Will you be wanting to take over a microfinance or a small bank?. We just saw IDFC do that. Small bank business is fairly lucrative, look at the way Equitas and Ujjivan are doing. Will inorganic be a thought?
I must confess that the DNA of Yes Bank, which has been in a way personifying in itself over the last almost 12 years, is driven by hardcore entrepreneurship, what we call professional entrepreneurship. So, the ability to create building blocks within the bank, to make them profitable within reasonable timeframes is the real entrepreneurial joy of our top management.
So, we will look at acquisitions as and when they come through but there is a fair amount of organic capacity, bandwidth, bench strength, the bank has to be able to build businesses organically.

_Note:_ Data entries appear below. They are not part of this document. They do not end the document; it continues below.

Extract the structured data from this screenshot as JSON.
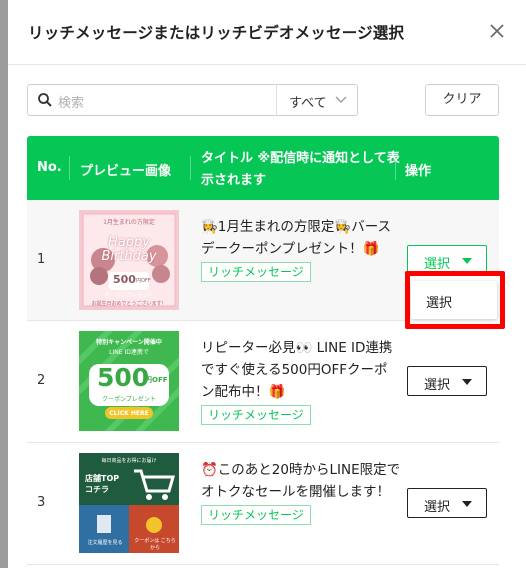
{
  "dialog": {
    "title": "リッチメッセージまたはリッチビデオメッセージ選択"
  },
  "toolbar": {
    "search_placeholder": "検索",
    "filter_value": "すべて",
    "clear_label": "クリア"
  },
  "table": {
    "columns": [
      "No.",
      "プレビュー画像",
      "タイトル ※配信時に通知として表示されます",
      "操作"
    ],
    "rows": [
      {
        "no": "1",
        "title": "👩‍🍳1月生まれの方限定👩‍🍳バースデークーポンプレゼント！🎁",
        "type": "リッチメッセージ",
        "action": "選択",
        "thumb": {
          "top_text": "1月生まれの方限定",
          "script": "Happy Birthday",
          "amount": "500",
          "unit": "円OFF",
          "coupon": "クーポンプレゼント",
          "footer": "お誕生日おめでとうございます！"
        }
      },
      {
        "no": "2",
        "title": "リピーター必見👀 LINE ID連携ですぐ使える500円OFFクーポン配布中！🎁",
        "type": "リッチメッセージ",
        "action": "選択",
        "thumb": {
          "top_text": "特別キャンペーン開催中",
          "sub_text": "LINE ID連携で",
          "amount": "500",
          "unit": "円OFF",
          "coupon": "クーポンプレゼント",
          "cta": "CLICK HERE"
        }
      },
      {
        "no": "3",
        "title": "⏰このあと20時からLINE限定でオトクなセールを開催します！",
        "type": "リッチメッセージ",
        "action": "選択",
        "thumb": {
          "top_text": "毎日商品をお得にお届け",
          "shop_label": "店舗TOP",
          "shop_sub": "コチラ",
          "history_label": "注文履歴を見る",
          "coupon_label": "クーポンは こちらから"
        }
      }
    ]
  },
  "dropdown": {
    "item_label": "選択"
  },
  "colors": {
    "accent": "#06c755",
    "highlight": "#ff0000"
  }
}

We are building a securities business as a subsidiary which is going to be more in retail, broking and asset management in course of time; we have got a licence. So, our ability as a bank with a professional DNA, as the professionals bank of India, is really organic. What happens is HR in India needs to be very homogenous and sometimes when you address it and put a shock in the system it can take a couple of years to recuperate. The systems have to synergise, IT has to be very friendly on the interfaces involved. So, a bank like ours which is still like a brand new bank even though we are 12 years old has the ability to engineer new businesses organically.
So, your preference is organic?
Prefer that, more weightage on that but if there is a very sweetheart deal, why not?
There will always be one or two sceptics out there who would feel that if you are growing 33% at a time when the economy is still difficult, have you become a little more, shall I say, courageous in lending? What are yourself given targets on non-performing loans (NPLs)? Do you think you will go maximum to 0.8-0.9%, how might the subsequent quarters look like?
The guidance on gross (NPLs) is that we should not exceed 1%. We have a minimum provisioning policy literally of 60% and right now our overall provisioning coverage is 64.2%. Which means net-net we should not fall or increase net NPAs beyond 40%.
At the same time there is a lot of focus and visibility on recovery of losses, recovery of NPAs, reducing restructurings; as you will see in our numbers, we have made significant progress in reducing restructurings overall. In sale of assets to asset reconstruction companies (ARCs), security receipts, when you look at the totality of the asset quality, I can promise you today, we are outperforming the perceived retail banks in the country.
We are AA+ rated but we want to be AAA but I am sure you are talking in equity context.